Education is such an intangible product. How do you market higher education?
Education is a high-value, high-impact service product that is intangible and concrete at the same time. Defining the product and its relationship to the recipient is critical to success. Creating meaningful connections and interactions with each audience--students, parents, faculty and staff, alumni, corporate partners and friends--is the ultimate definition of a successful product.
Does its lofty nature blur the lines between selling students something and giving them something?
It's not necessarily a financial trade. It really is about having them walk across that stage four years from now a more enhanced person, a more well-read person, a more competent, confident individual. And I guess in some ways, it really is about giving. But it also is engaging them.
Is that part of your role?
I'd say my internal role is to service my client--what you would think of as admissions--and the academic programs. At the end of the day, that's the product that we're delivering. I'm also responsible for supporting development--fund-raising--and positioning the institution so that the people who are charged with the responsibility of raising money have the right kind of support to get the job done. On the external side, I'm everywhere, interacting with everyone, telling the Bentley story. It's about engaging with people who need to know about the institution and coming up with creative ideas to take the institution's message outside.
Judging from your campaigns, story is an important facet of your marketing.
You're right. The campaign we ran last year was a story about three people: a faculty member, a student and an alum. It focused on the institution as a whole and what our strategic objectives are. It was the story of how we engage people with the organization and with the world. I guess if you say I have a trademark, it's about engaging people in the lives of the institution.
That's your personal trademark?
Yes. I have a theory that, for example, in terms of fund-raising, people give to people, they don't give to things. In admissions, it's about individual people--Johnny and Susie and Michael and Rashid--and not about the class of 2010.
Do you measure whether you're getting your message across?
The hard quantitative measures revolve around inquiries and applications and the like. The qualitative measures are more like what I call moving the needle on the pride-ometer. The pride of the alumni, the parents, the faculty is not concretely measurable. But you feel it. You feel it at a football game. You feel it at a case competition. You feel it when you're in the presence of people who are responding to you.
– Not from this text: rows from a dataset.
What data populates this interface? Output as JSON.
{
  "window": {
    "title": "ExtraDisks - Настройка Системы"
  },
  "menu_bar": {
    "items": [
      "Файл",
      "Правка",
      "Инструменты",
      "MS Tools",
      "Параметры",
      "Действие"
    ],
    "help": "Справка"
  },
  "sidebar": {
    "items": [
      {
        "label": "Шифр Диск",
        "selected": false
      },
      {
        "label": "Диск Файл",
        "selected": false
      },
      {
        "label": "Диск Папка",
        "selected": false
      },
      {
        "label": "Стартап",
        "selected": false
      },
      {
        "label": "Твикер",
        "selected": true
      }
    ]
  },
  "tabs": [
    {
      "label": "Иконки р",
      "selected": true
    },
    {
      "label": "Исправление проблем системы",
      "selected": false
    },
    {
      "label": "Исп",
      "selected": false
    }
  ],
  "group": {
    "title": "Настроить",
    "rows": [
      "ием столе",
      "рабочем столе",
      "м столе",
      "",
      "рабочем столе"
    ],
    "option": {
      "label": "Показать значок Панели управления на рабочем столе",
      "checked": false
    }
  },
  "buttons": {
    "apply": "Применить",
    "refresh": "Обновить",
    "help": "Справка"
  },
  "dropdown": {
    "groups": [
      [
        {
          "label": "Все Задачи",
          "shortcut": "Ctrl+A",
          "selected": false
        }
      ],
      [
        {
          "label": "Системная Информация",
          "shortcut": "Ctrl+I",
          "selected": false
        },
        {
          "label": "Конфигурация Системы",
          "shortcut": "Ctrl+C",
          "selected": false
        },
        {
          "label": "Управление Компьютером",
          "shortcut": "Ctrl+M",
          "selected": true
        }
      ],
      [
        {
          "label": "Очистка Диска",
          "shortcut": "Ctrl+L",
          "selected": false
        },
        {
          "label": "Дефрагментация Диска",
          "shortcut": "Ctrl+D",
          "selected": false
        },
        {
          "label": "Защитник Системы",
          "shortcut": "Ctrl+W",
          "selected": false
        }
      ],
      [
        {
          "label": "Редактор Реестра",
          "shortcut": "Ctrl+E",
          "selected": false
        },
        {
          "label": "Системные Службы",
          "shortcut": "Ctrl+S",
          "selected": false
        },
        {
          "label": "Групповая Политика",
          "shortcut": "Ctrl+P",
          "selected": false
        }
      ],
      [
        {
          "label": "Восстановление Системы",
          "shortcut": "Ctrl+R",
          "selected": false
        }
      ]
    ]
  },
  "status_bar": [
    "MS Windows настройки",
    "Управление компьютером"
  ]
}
What are your own lofty goals?
I'd like to make education affordable. It's not about necessarily having professional careers in the traditional sense, but giving young people the opportunity to learn and to grow.
Can you have an effect on that?
Some schools have moved away from using some of the standardized tests as a yardstick for eligibility. But they're also concerned about rankings. So it's a catch-22. I look forward to the day when we can say, "Rankings be damned. We're just going to do the right thing."